Into this breach, which may really be a canyon, now walks new defensive coordinator Rob Ryan. In his nine years as a defensive coordinator, only once has he produced a top-ten defense in either yards or points (the 2006 2-14 Oakland Raiders, who finished third in yards allowed). His teams have been known for adopting the swagger and aggressiveness that are the hallmarks of the Ryan defensive brand, stemming also to his brother, Rex, and his father, Buddy, whose coaching tree extends to Bud Grant, Weeb Eubank and even George Halas. Several players have been pegged as most likely to prosper under Ryan’s new 3-4 scheme, including Cameron Jordan, Curtis Lofton, Victor Butler, Martez Wilson, Junior Galette, John Jenkins, Kenny Vaccaro, Kenyon Coleman and Keenan Lewis, but perhaps none hold as much promise as Akiem Hicks. It was not long after Ryan’s hire that word began to spread that the Saints would be moving Hicks around the line. Though concentrating on defensive end, he appears to be destined for a specialized hybrid position in which he will be featured in certain key situations at either left or right end or nose tackle, leaving opposing offenses severely at a disadvantage in game planning. Playing all three positions requires a rare physical versatility and mental acuity, yet as early as January, the Saints already seemed attuned to the possibility that Hicks was well suited in just that regard. At 6’5”, 324 pounds, with incredibly long arms (almost a three-foot reach, ideal for blocking throwing lanes), if used properly, Hicks could create havoc as a defensive wrinkle in much the same way Sproles does on offense.

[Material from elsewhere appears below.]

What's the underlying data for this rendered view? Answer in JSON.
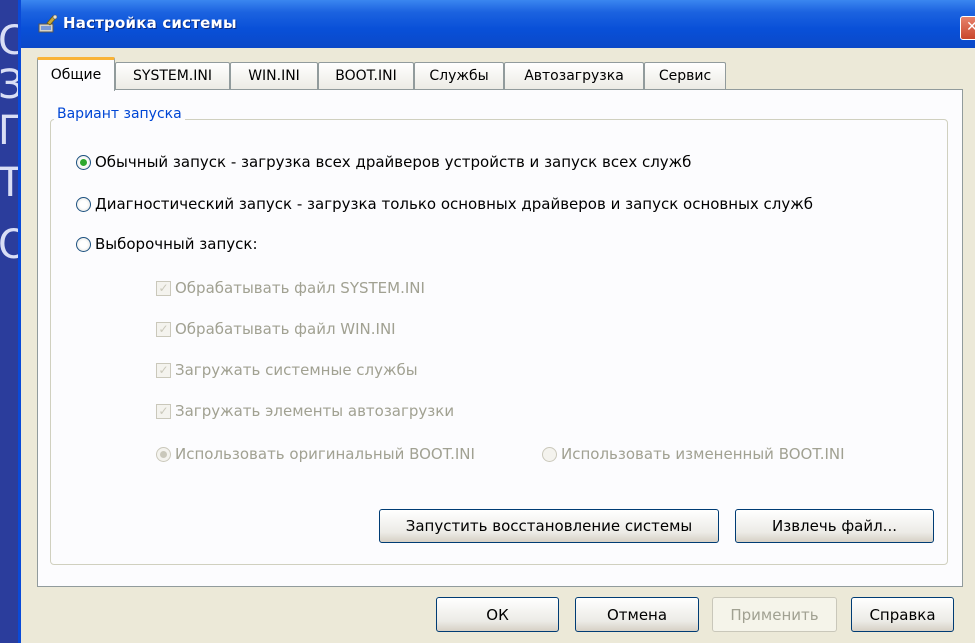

Though they attained it most notably in 2009, and maybe only then, under Sean Payton the Saints have been in constant search of a defensive scheme that would match the philosophy of the offense by confronting opponents with multiple mismatches manned by a deep bench of constantly refreshed and multifaceted athletes who could ably line up in several different positions and take on a variety of roles. Typically such players would not fit into most traditional systems, but in the Saints’ they found a home and one where they could excel. Hicks certainly meets the profile of the kind of player that has made the offense so dynamic; besides his extreme athleticism, he is intelligent and well spoken and yet, all the same, surely extremely hungry to prove himself.
Hicks was recruited by LSU, and could potentially have been another in a long line of first-round picks on the Tigers’ defensive lines under Nick Saban and Les Miles, but was forced to take a long detour far off the major college conference circuit. After the 2012 draft, some may have considered him a reach as a third-round draft pick, but for a team like the Saints, Hicks is like a prime first-round pick as there are few who could so well match what they are looking for. In the end it is all about value on the field. It is difficult to say if this year the Saints and Ryan will finally find the defensive glory that has so long eluded them, but if they do, it will have to begin with Akiem Hicks.